Un’ascesa legata sia al tratto carismatico del leader, sia perché Mélenchon ha mescolato il suggestivo populismo dello studioso argentino Ernest Laclau,tematiche non più presenti nei programmi e nelle parole dei partiti storici della sinistra.
Così è arrivato terzo (21,95 per cento), perdendo per poco l’ingresso al ballottaggio, ma divenendone protagonista indiretto, arbitro del confronto visto che i suoi voti saranno importanti per ciascuno dei due sfidanti.
Infatti, al di là della sua volontà («Non un voto dei miei deve andare a Marine Le Pen» ha urlato già domenica sera), ciò che conta è altro. Secondo un sondaggio appena uscito il 33 per cento circa dei voti di Mélenchon potrebbe andare a Macron e il 23 per cento circa alla leader del Rassemblement national. Insomma, un bel pacchetto di voti sarebbe in favore della destra estrema. E bisogna capire il perché.
Un antico corteggiamento
Alcune ragioni hanno radici lontane, altre sono legate al momento contingente. Quest’ultime hanno a che vedere con una coincidenza di posizioni da parte delle due forze politiche su alcuni temi. Sia Mélenchon sia Le Pen, infatti, condividono un certo antieuropeismo, l’“antimondialisation” ed entrambi hanno fatto dello slogan “popolo contro le élites” un asse della loro proposta elettorale.
Quelle lontane risalgono invece agli inizi degli anni Novanta, quando il Front national di Jean-Marie Le Pen, padre di Marine, ha iniziato a raccogliere consensi presso consistenti fasce operaie deluse dalle politiche della presidenza Mitterrand (in quegli anni in “cohabitation” con la destra di Jacques Chirac), tanto da modificare alcune scelte politiche del partito che ha iniziato a impegnarsi con associazioni e organismi per diverse “couches” (strati) sociali.
Inoltre molti militanti usciti dal Partito comunista francese (Pcf), delusi dalla sua impotenza politica, sono confluiti nel Fn, convinti di trovare con esso la via per un riscatto sociale e l’affermazione di diritti negati.
Non a caso Le Pen padre aveva affidato a un fuoriuscito del Pcf, André Barthelemy, l’organizzazione della struttura del partito che ricalcava quella dei partiti comunisti e seguiva il modello di partito di massa con una precisa articolazione sul territorio e una gerarchizzazione dei ruoli al suo interno.
All’epoca si parlava di gaucho-lepénisme, un fenomeno singolare per il panorama francese che riproponeva in certo modo, e lo fa anche oggi, il principio hegeliano degli opposti che si toccano.

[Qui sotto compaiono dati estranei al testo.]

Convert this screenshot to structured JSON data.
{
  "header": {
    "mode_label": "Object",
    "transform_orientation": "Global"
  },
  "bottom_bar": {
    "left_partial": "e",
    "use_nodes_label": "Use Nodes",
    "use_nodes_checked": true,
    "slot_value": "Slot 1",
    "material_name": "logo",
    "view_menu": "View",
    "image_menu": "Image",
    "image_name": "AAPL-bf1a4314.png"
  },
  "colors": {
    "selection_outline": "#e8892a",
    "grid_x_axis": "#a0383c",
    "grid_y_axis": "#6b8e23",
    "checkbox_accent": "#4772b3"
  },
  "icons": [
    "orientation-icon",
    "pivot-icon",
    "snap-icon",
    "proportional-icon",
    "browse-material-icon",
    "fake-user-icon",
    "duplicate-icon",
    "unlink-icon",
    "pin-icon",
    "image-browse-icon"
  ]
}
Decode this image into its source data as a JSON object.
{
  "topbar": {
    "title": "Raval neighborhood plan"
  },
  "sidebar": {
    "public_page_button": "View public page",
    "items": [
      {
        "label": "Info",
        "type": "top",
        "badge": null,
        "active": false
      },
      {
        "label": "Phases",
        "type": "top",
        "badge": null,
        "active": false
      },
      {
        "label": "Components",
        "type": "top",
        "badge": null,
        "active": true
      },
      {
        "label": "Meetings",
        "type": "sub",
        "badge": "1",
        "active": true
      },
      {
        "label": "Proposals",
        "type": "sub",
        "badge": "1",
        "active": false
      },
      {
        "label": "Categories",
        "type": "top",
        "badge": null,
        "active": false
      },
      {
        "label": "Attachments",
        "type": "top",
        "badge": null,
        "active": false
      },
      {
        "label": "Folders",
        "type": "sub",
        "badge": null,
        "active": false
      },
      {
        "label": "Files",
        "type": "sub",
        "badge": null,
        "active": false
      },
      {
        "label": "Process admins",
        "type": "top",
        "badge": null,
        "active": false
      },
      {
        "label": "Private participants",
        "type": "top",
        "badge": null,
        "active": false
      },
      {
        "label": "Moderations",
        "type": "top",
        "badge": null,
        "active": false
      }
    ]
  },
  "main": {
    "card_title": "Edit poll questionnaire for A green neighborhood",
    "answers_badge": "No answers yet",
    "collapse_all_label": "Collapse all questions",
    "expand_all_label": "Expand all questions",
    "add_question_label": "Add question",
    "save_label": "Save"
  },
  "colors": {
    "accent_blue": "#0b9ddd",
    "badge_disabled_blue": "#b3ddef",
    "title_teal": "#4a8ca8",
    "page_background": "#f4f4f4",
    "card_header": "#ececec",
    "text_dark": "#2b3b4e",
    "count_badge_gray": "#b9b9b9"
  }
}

Non c’è dubbio quindi che questo elemento sia presente anche nel Rassemblement di Marine Le Pen che è erede in tutti sensi del vecchio partito, continuatrice di un impero politico che ha saputo abilmente modellare fra continuità e mutamento. E parimenti non c’è dubbio che fra gli elettori di Melénchon ve ne sia una parte sensibile al richiamo dell’appello populista della destra estrema.

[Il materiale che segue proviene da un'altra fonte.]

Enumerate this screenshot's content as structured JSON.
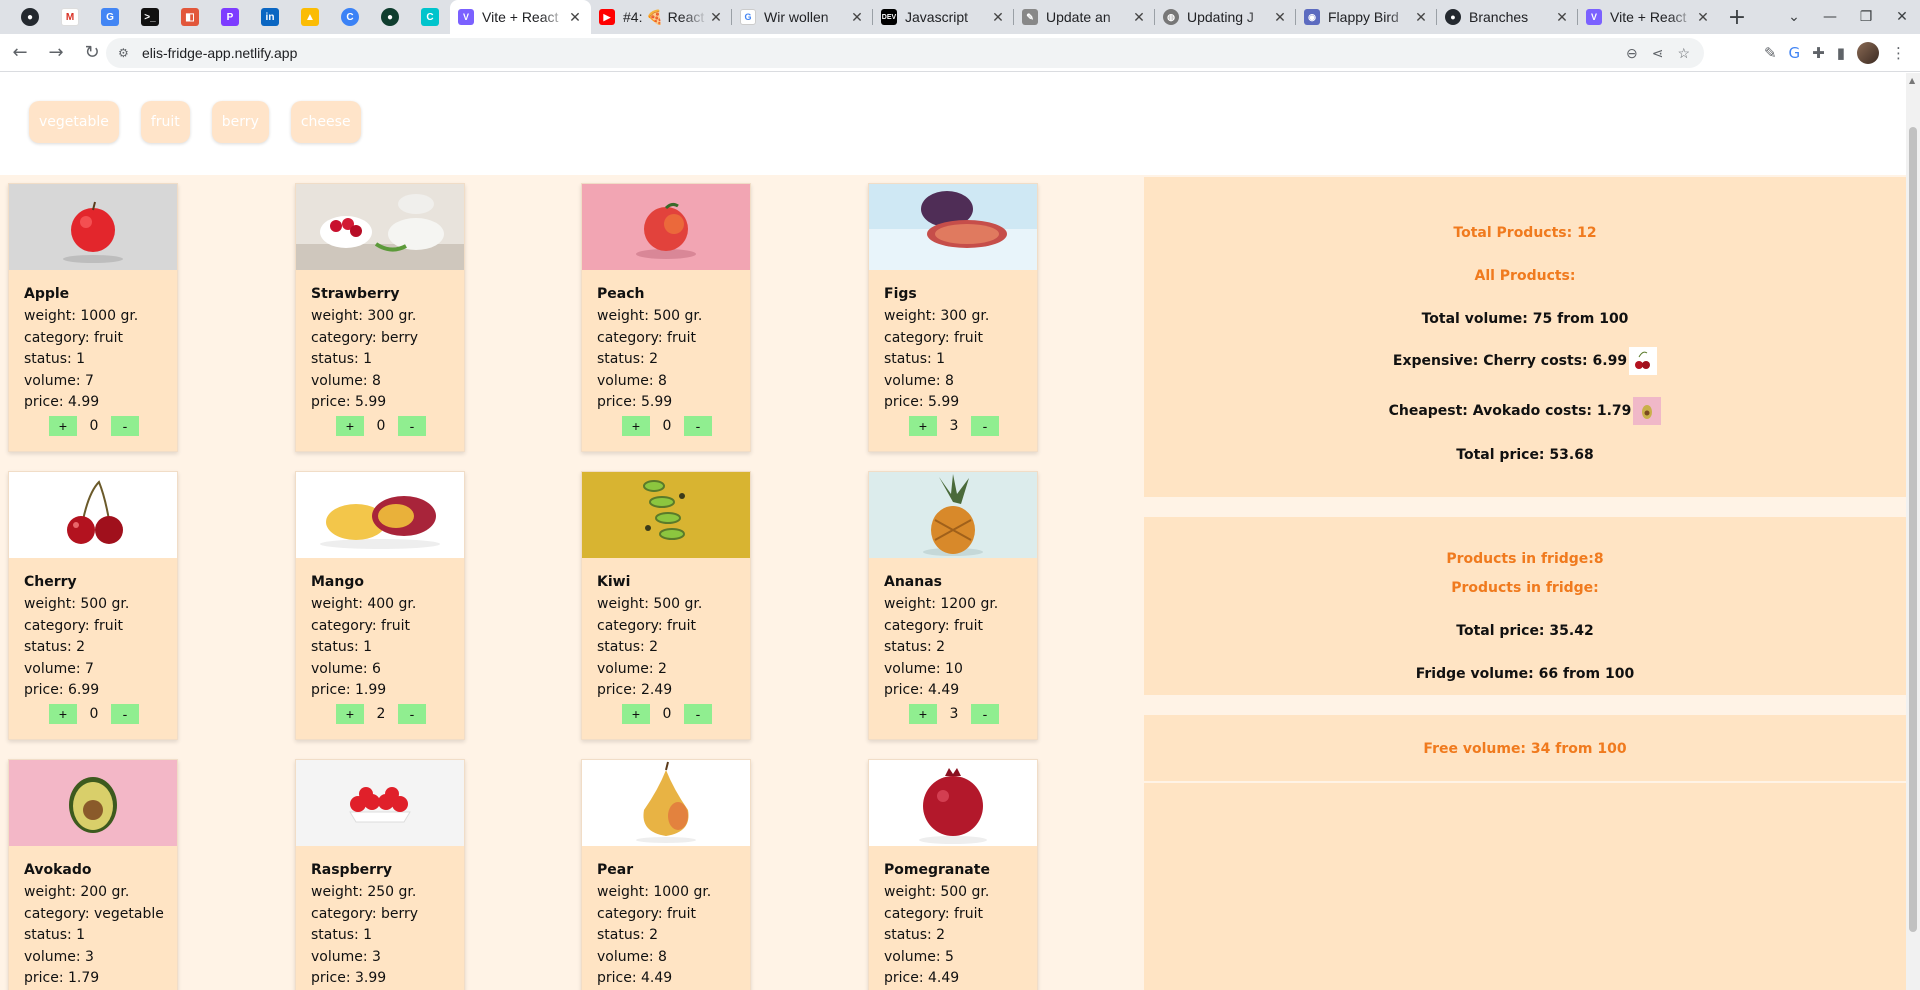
{
  "browser": {
    "tabs": [
      {
        "title": "Vite + React",
        "active": true,
        "color": "#7b61ff"
      },
      {
        "title": "#4: 🍕 React",
        "active": false,
        "color": "#ff0000"
      },
      {
        "title": "Wir wollen",
        "active": false,
        "color": "#4285f4"
      },
      {
        "title": "Javascript",
        "active": false,
        "color": "#000000"
      },
      {
        "title": "Update an",
        "active": false,
        "color": "#666666"
      },
      {
        "title": "Updating J",
        "active": false,
        "color": "#555555"
      },
      {
        "title": "Flappy Bird",
        "active": false,
        "color": "#5c6bc0"
      },
      {
        "title": "Branches",
        "active": false,
        "color": "#24292f"
      },
      {
        "title": "Vite + React",
        "active": false,
        "color": "#7b61ff"
      }
    ],
    "url": "elis-fridge-app.netlify.app"
  },
  "filters": [
    "vegetable",
    "fruit",
    "berry",
    "cheese"
  ],
  "products": [
    {
      "name": "Apple",
      "weight": "weight: 1000 gr.",
      "category": "category: fruit",
      "status": "status: 1",
      "volume": "volume: 7",
      "price": "price: 4.99",
      "count": "0"
    },
    {
      "name": "Strawberry",
      "weight": "weight: 300 gr.",
      "category": "category: berry",
      "status": "status: 1",
      "volume": "volume: 8",
      "price": "price: 5.99",
      "count": "0"
    },
    {
      "name": "Peach",
      "weight": "weight: 500 gr.",
      "category": "category: fruit",
      "status": "status: 2",
      "volume": "volume: 8",
      "price": "price: 5.99",
      "count": "0"
    },
    {
      "name": "Figs",
      "weight": "weight: 300 gr.",
      "category": "category: fruit",
      "status": "status: 1",
      "volume": "volume: 8",
      "price": "price: 5.99",
      "count": "3"
    },
    {
      "name": "Cherry",
      "weight": "weight: 500 gr.",
      "category": "category: fruit",
      "status": "status: 2",
      "volume": "volume: 7",
      "price": "price: 6.99",
      "count": "0"
    },
    {
      "name": "Mango",
      "weight": "weight: 400 gr.",
      "category": "category: fruit",
      "status": "status: 1",
      "volume": "volume: 6",
      "price": "price: 1.99",
      "count": "2"
    },
    {
      "name": "Kiwi",
      "weight": "weight: 500 gr.",
      "category": "category: fruit",
      "status": "status: 2",
      "volume": "volume: 2",
      "price": "price: 2.49",
      "count": "0"
    },
    {
      "name": "Ananas",
      "weight": "weight: 1200 gr.",
      "category": "category: fruit",
      "status": "status: 2",
      "volume": "volume: 10",
      "price": "price: 4.49",
      "count": "3"
    },
    {
      "name": "Avokado",
      "weight": "weight: 200 gr.",
      "category": "category: vegetable",
      "status": "status: 1",
      "volume": "volume: 3",
      "price": "price: 1.79",
      "count": ""
    },
    {
      "name": "Raspberry",
      "weight": "weight: 250 gr.",
      "category": "category: berry",
      "status": "status: 1",
      "volume": "volume: 3",
      "price": "price: 3.99",
      "count": ""
    },
    {
      "name": "Pear",
      "weight": "weight: 1000 gr.",
      "category": "category: fruit",
      "status": "status: 2",
      "volume": "volume: 8",
      "price": "price: 4.49",
      "count": ""
    },
    {
      "name": "Pomegranate",
      "weight": "weight: 500 gr.",
      "category": "category: fruit",
      "status": "status: 2",
      "volume": "volume: 5",
      "price": "price: 4.49",
      "count": ""
    }
  ],
  "buttons": {
    "plus": "+",
    "minus": "-"
  },
  "summary": {
    "total_products": "Total Products: 12",
    "all_products": "All Products:",
    "total_volume": "Total volume: 75 from 100",
    "expensive": "Expensive: Cherry costs: 6.99",
    "cheapest": "Cheapest: Avokado costs: 1.79",
    "total_price": "Total price: 53.68"
  },
  "fridge": {
    "count": "Products in fridge:8",
    "label": "Products in fridge:",
    "total_price": "Total price: 35.42",
    "volume": "Fridge volume: 66 from 100"
  },
  "free": {
    "volume": "Free volume: 34 from 100"
  },
  "colors": {
    "accent_orange": "#f07a1e",
    "card_bg": "#ffe4c4",
    "button_green": "#90ee90"
  }
}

Dopotutto questo primo turno è stato un vero sconvolgimento all’interno della V Repubblica. Il sistema della “quadriglia bipolare” che caratterizzava il sistema partitico in seguito alla “rivoluzione” costituzionale di Charles de Gaulle, si è sbriciolato a vantaggio dei partiti estremi, fuori dai poli, sia a destra sia a sinistra, lasciando con percentuali irrisorie i socialisti e i repubblicani. Mentre gli ecologisti di Yannick Jadot non hanno sfondato come in altri paesi europei. Non solo, come dimostra il tasso di astensione, ricompaiono l’incertezza e il “declinisme” francese.

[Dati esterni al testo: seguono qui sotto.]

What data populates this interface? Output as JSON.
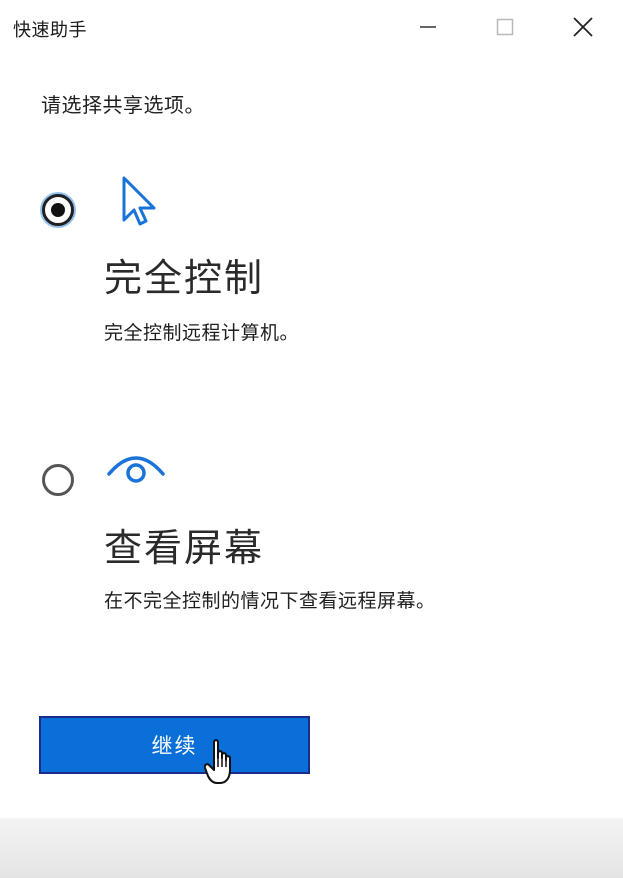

Rimane un grande spazio al centro che Macron era riuscito a conquistare, nel 2017, puntando sull’effervescenza del suo movimento En Marche. Un moderno centauro che mostrava il soffio agile del rinnovamento e faceva però leva sul vecchio notabilato. La destra e la sinistra erano state sbaragliate e inglobate nel suo progetto di rinnovamento. Ora, dopo una presidenza discussa e tormentata, Macron deve riuscire, con più difficoltà, a riconquistare quel grande centro per conquistare un nuovo quinquennato all’Eiseo.